PKUB Fasilitasi KAICIID International Fellows Programme, Dorong Diplomasi Kerukunan

: Ramdani
Kabar Baru, Jakarta—Kementerian Agama Republik Indonesia melalui Pusat Kerukunan Umat Beragama (PKUB) memfasilitasi pelaksanaan KAICIID International Fellows Programme yang berlangsung di Operation Room Kementerian Agama RI, Jakarta. Kegiatan ini mempertemukan pemimpin agama, pemuda lintas iman, dan fellow dari berbagai negara untuk memperkuat jejaring perdamaian berbasis nilai-nilai spiritual dan kerja sama lintas budaya.
KAICIID (King Abdullah bin Abdulaziz International Centre for Interreligious and Intercultural Dialogue) merupakan organisasi antar-pemerintah yang beranggotakan Austria, Spanyol, Arab Saudi, dan Vatikan sebagai pengamat pendiri. Melalui struktur yang melibatkan negara dan tokoh agama, KAICIID bertujuan mempertemukan pemuka agama dan pembuat kebijakan untuk membangun solusi atas tantangan kerukunan global secara setara dan independent.
Dalam forum ini, hadir perwakilan dari STABN Sriwijaya Tangerang, unsur Bimas Islam, Kristen, Katolik, Hindu, Buddha, serta Pusat Bimbingan dan Pendidikan Khonghucu. Para fellow internasional berasal dari berbagai negara, seperti Arab Saudi, Irlandia Utara, Sri Lanka, Kosovo, Uzbekistan, Bosnia, Portugal, Brasil, dan Jepang.
Kepala PKUB Kemenag RI, Muhammad Adib Abdushomad, M.Ag., M.Ed., Ph.D., menyampaikan sejumlah program prioritas kerukunan yang tengah dijalankan sepanjang 2025. Di antaranya adalah Kurikulum Berbasis Cinta untuk memperkuat nilai empati dan penghormatan terhadap perbedaan; pendekatan ekoteologi yang mengintegrasikan ajaran agama dengan kepedulian lingkungan; serta penguatan system deteksi dini konflik antarumat beragama sebagai instrument strategis untuk mencegah potensi konflik social berbasis keagamaan sejak dini.

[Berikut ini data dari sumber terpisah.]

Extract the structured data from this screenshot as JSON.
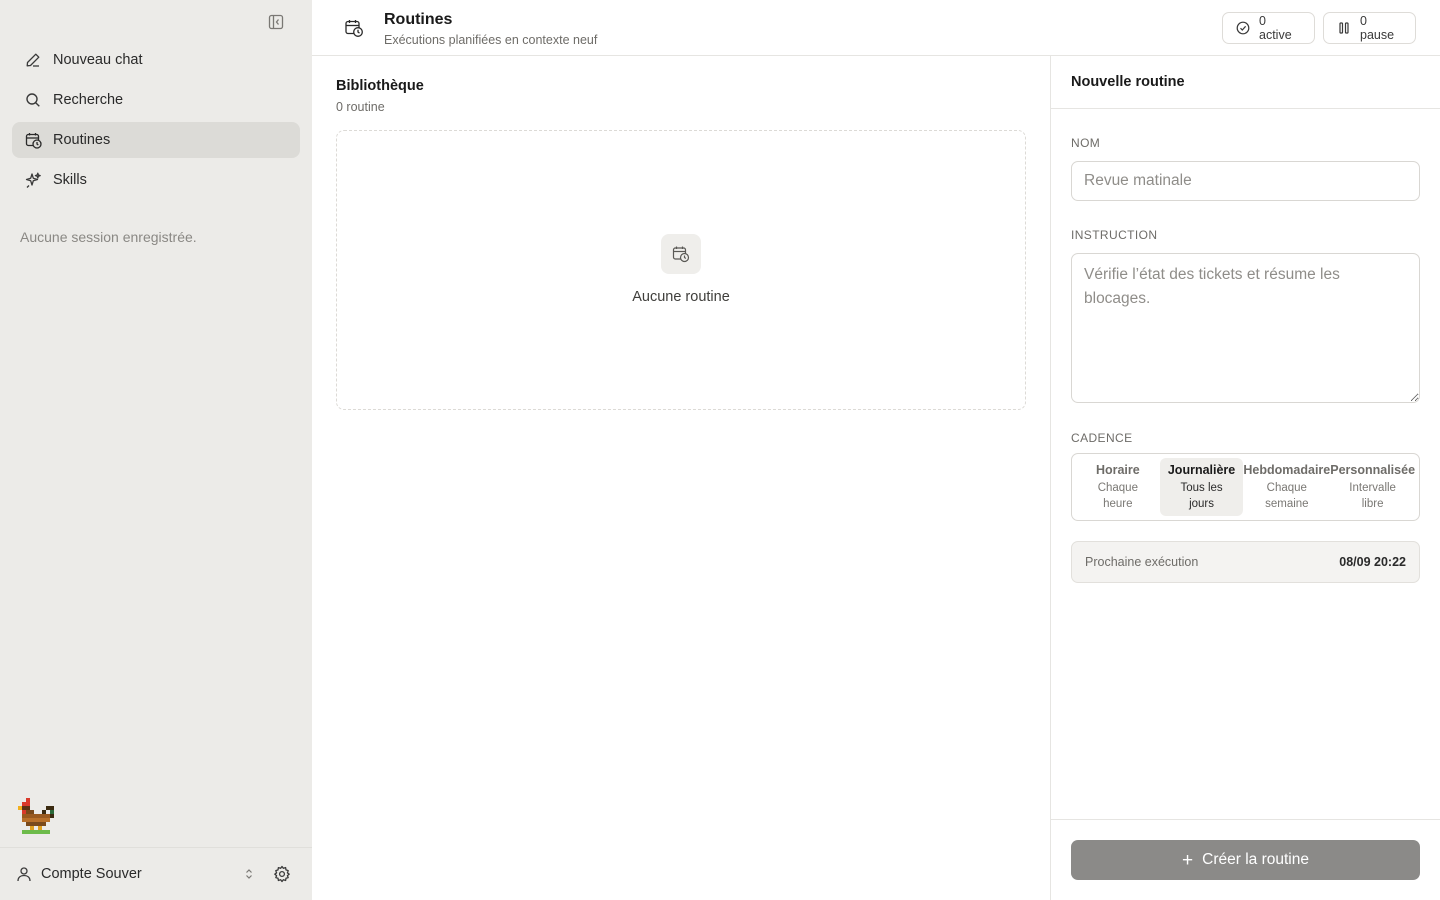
{
  "sidebar": {
    "items": [
      {
        "label": "Nouveau chat",
        "icon": "pencil-icon"
      },
      {
        "label": "Recherche",
        "icon": "search-icon"
      },
      {
        "label": "Routines",
        "icon": "calendar-clock-icon",
        "active": true
      },
      {
        "label": "Skills",
        "icon": "sparkles-icon"
      }
    ],
    "empty_sessions": "Aucune session enregistrée.",
    "account_name": "Compte Souver"
  },
  "header": {
    "title": "Routines",
    "subtitle": "Exécutions planifiées en contexte neuf",
    "active_label": "0 active",
    "pause_label": "0 pause"
  },
  "library": {
    "title": "Bibliothèque",
    "count": "0 routine",
    "empty_text": "Aucune routine"
  },
  "panel": {
    "title": "Nouvelle routine",
    "name_label": "NOM",
    "name_placeholder": "Revue matinale",
    "instruction_label": "INSTRUCTION",
    "instruction_placeholder": "Vérifie l’état des tickets et résume les blocages.",
    "cadence_label": "CADENCE",
    "cadence_options": [
      {
        "name": "Horaire",
        "desc": "Chaque heure"
      },
      {
        "name": "Journalière",
        "desc": "Tous les jours",
        "selected": true
      },
      {
        "name": "Hebdomadaire",
        "desc": "Chaque semaine"
      },
      {
        "name": "Personnalisée",
        "desc": "Intervalle libre"
      }
    ],
    "next_run_label": "Prochaine exécution",
    "next_run_value": "08/09 20:22",
    "create_label": "Créer la routine"
  },
  "colors": {
    "sidebar_bg": "#ecebe8",
    "active_nav_bg": "#dcdbd7",
    "create_button_bg": "#8b8a88"
  }
}
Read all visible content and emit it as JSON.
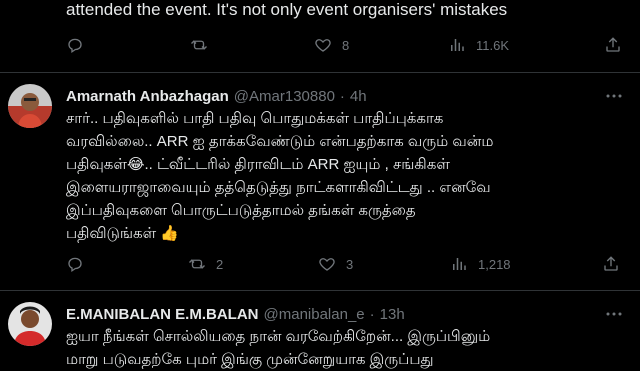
{
  "tweet_fragment": {
    "text": "attended the event. It's not only event organisers' mistakes",
    "actions": {
      "replies": "",
      "retweets": "",
      "likes": "8",
      "views": "11.6K"
    }
  },
  "tweets": [
    {
      "name": "Amarnath Anbazhagan",
      "handle": "@Amar130880",
      "dot": "·",
      "time": "4h",
      "lines": [
        "சார்.. பதிவுகளில் பாதி பதிவு பொதுமக்கள் பாதிப்புக்காக",
        "வரவில்லை.. ARR ஐ தாக்கவேண்டும் என்பதற்காக வரும் வன்ம",
        "பதிவுகள்😂.. ட்வீட்டரில் திராவிடம் ARR ஐயும் , சங்கிகள்",
        "இளையராஜாவையும் தத்தெடுத்து நாட்களாகிவிட்டது .. எனவே",
        "இப்பதிவுகளை பொருட்படுத்தாமல் தங்கள் கருத்தை",
        "பதிவிடுங்கள் 👍"
      ],
      "actions": {
        "replies": "",
        "retweets": "2",
        "likes": "3",
        "views": "1,218"
      }
    },
    {
      "name": "E.MANIBALAN E.M.BALAN",
      "handle": "@manibalan_e",
      "dot": "·",
      "time": "13h",
      "lines": [
        "ஐயா நீங்கள் சொல்லியதை நான் வரவேற்கிறேன்... இருப்பினும்",
        "மாறு படுவதற்கே புமர் இங்கு முன்னேறுயாக இருப்பது"
      ]
    }
  ],
  "icons": {
    "reply": "reply-icon",
    "retweet": "retweet-icon",
    "like": "heart-icon",
    "views": "views-icon",
    "share": "share-icon",
    "more": "more-icon"
  },
  "colors": {
    "background": "#000000",
    "text": "#e7e9ea",
    "muted": "#71767b",
    "divider": "#2f3336"
  }
}
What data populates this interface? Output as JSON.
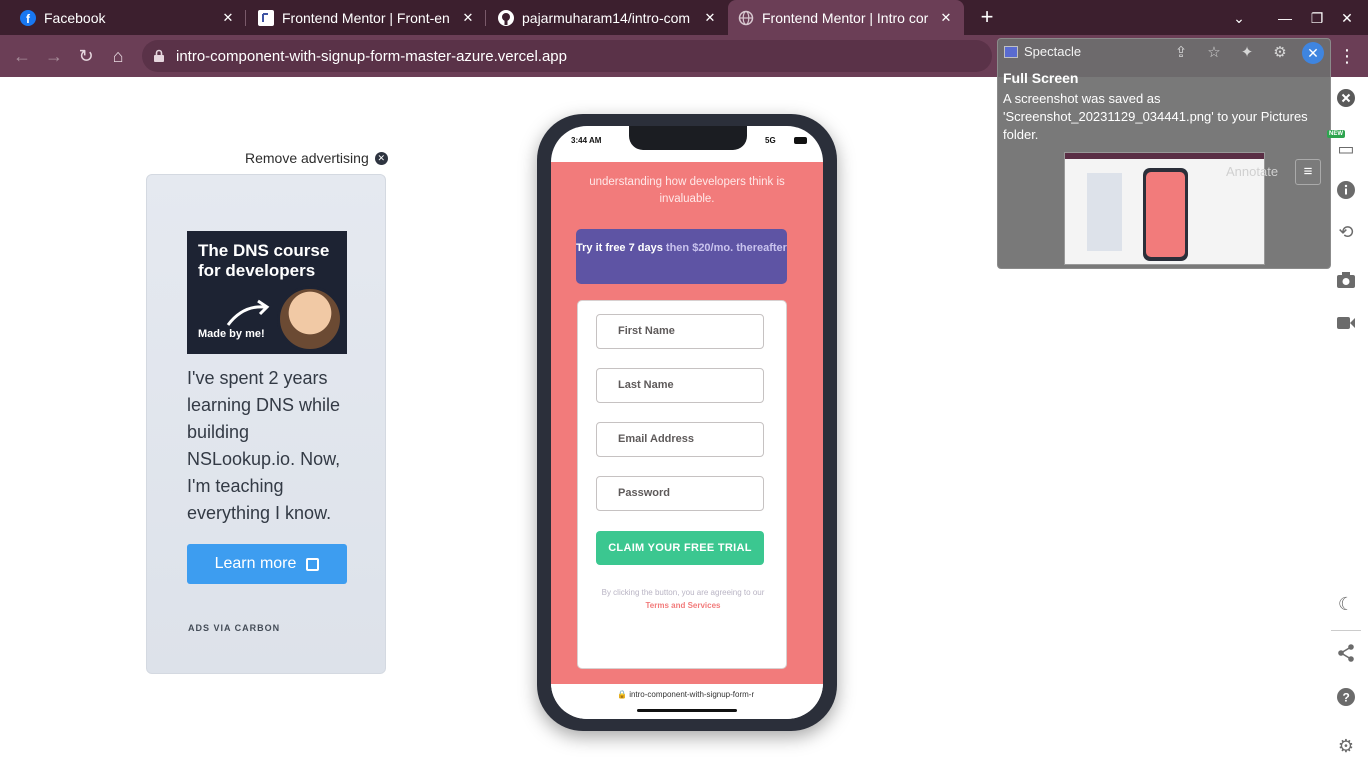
{
  "browser": {
    "tabs": [
      {
        "title": "Facebook",
        "active": false
      },
      {
        "title": "Frontend Mentor | Front-en",
        "active": false
      },
      {
        "title": "pajarmuharam14/intro-com",
        "active": false
      },
      {
        "title": "Frontend Mentor | Intro cor",
        "active": true
      }
    ],
    "new_tab": "+",
    "url": "intro-component-with-signup-form-master-azure.vercel.app",
    "colors": {
      "tabbar": "#3c1f2e",
      "toolbar": "#6b3e56"
    }
  },
  "ad": {
    "remove_label": "Remove advertising",
    "image_headline": "The DNS course for developers",
    "image_caption": "Made by me!",
    "text": "I've spent 2 years learning DNS while building NSLookup.io. Now, I'm teaching everything I know.",
    "button_label": "Learn more",
    "via_label": "ADS VIA CARBON"
  },
  "phone": {
    "status_time": "3:44 AM",
    "status_network": "5G",
    "lead_text": "understanding how developers think is invaluable.",
    "promo_bold": "Try it free 7 days",
    "promo_rest": "then $20/mo. thereafter",
    "fields": [
      {
        "placeholder": "First Name"
      },
      {
        "placeholder": "Last Name"
      },
      {
        "placeholder": "Email Address"
      },
      {
        "placeholder": "Password"
      }
    ],
    "cta_label": "CLAIM YOUR FREE TRIAL",
    "terms_prefix": "By clicking the button, you are agreeing to our",
    "terms_link": "Terms and Services",
    "bottom_url": "intro-component-with-signup-form-r",
    "colors": {
      "background": "#f27b7b",
      "promo": "#5e54a4",
      "cta": "#3bc790"
    }
  },
  "notification": {
    "app_name": "Spectacle",
    "title": "Full Screen",
    "body": "A screenshot was saved as 'Screenshot_20231129_034441.png' to your Pictures folder.",
    "annotate_label": "Annotate"
  },
  "sidebar": {
    "new_badge": "NEW",
    "icons": [
      "close-circle-icon",
      "responsive-device-icon",
      "info-icon",
      "rotate-icon",
      "camera-icon",
      "video-icon",
      "moon-icon",
      "share-icon",
      "help-icon",
      "settings-icon"
    ]
  }
}
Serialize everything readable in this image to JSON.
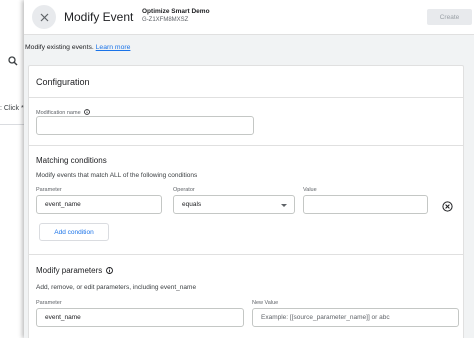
{
  "background": {
    "search_icon": "search-icon",
    "row_text": ": Click *"
  },
  "header": {
    "close_icon": "close-icon",
    "title": "Modify Event",
    "property_name": "Optimize Smart Demo",
    "property_id": "G-Z1XFM8MXSZ",
    "create_label": "Create"
  },
  "info": {
    "text": "Modify existing events.",
    "link": "Learn more"
  },
  "configuration": {
    "title": "Configuration",
    "modification_name": {
      "label": "Modification name",
      "value": "",
      "help_icon": "help-icon"
    },
    "matching": {
      "title": "Matching conditions",
      "description": "Modify events that match ALL of the following conditions",
      "parameter_label": "Parameter",
      "operator_label": "Operator",
      "value_label": "Value",
      "parameter_value": "event_name",
      "operator_value": "equals",
      "value_value": "",
      "remove_icon": "remove-circle-icon",
      "add_condition_label": "Add condition"
    },
    "modify_parameters": {
      "title": "Modify parameters",
      "help_icon": "help-icon",
      "description": "Add, remove, or edit parameters, including event_name",
      "parameter_label": "Parameter",
      "new_value_label": "New Value",
      "parameter_value": "event_name",
      "new_value_placeholder": "Example: [[source_parameter_name]] or abc"
    }
  },
  "colors": {
    "accent": "#1a73e8",
    "panel_bg": "#f1f3f4"
  }
}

Dalam sesi dialog, peserta KAICIID menaruh perhatian khusus pada Early Warning System (EWS), sebuah system deteksi dini yang dikembangkan PKUB untuk memantau potensi gangguan kerukunan di tengah masyarakat. Gus Adib menjelaskan bahwa EWS dirancang sebagai instrument pemantauan berbasis data yang mampu memberikan sinyal awal terhadap kemungkinan munculnya ketegangan antarumat beragama di berbagai daerah.
Menurutnya, manfaat Utama EWS adalah sebagai alat pengambilan kebijakan berbasis bukti, membantu memitigasi potensi konflik, serta mencegah eskalasi konflik kecil menjadi perpecahan social yang lebih luas. Sistem ini dibangun secara kolaboratif dengan melibatkan tokoh agama local, pemantauan media, dan indicator social-keagamaan, serta diintegrasikan ke dalam system respons cepat lintas Lembaga.
Dengan semangat “Bersatu dalam Perbedaan, Harmoni dalam Keberagaman,” kegiatan ini menegaskan komitmen Indonesia sebagai episentrum Gerakan kerukunan dunia dan pelaku aktif dalam diplomasi perdamaian lintas iman.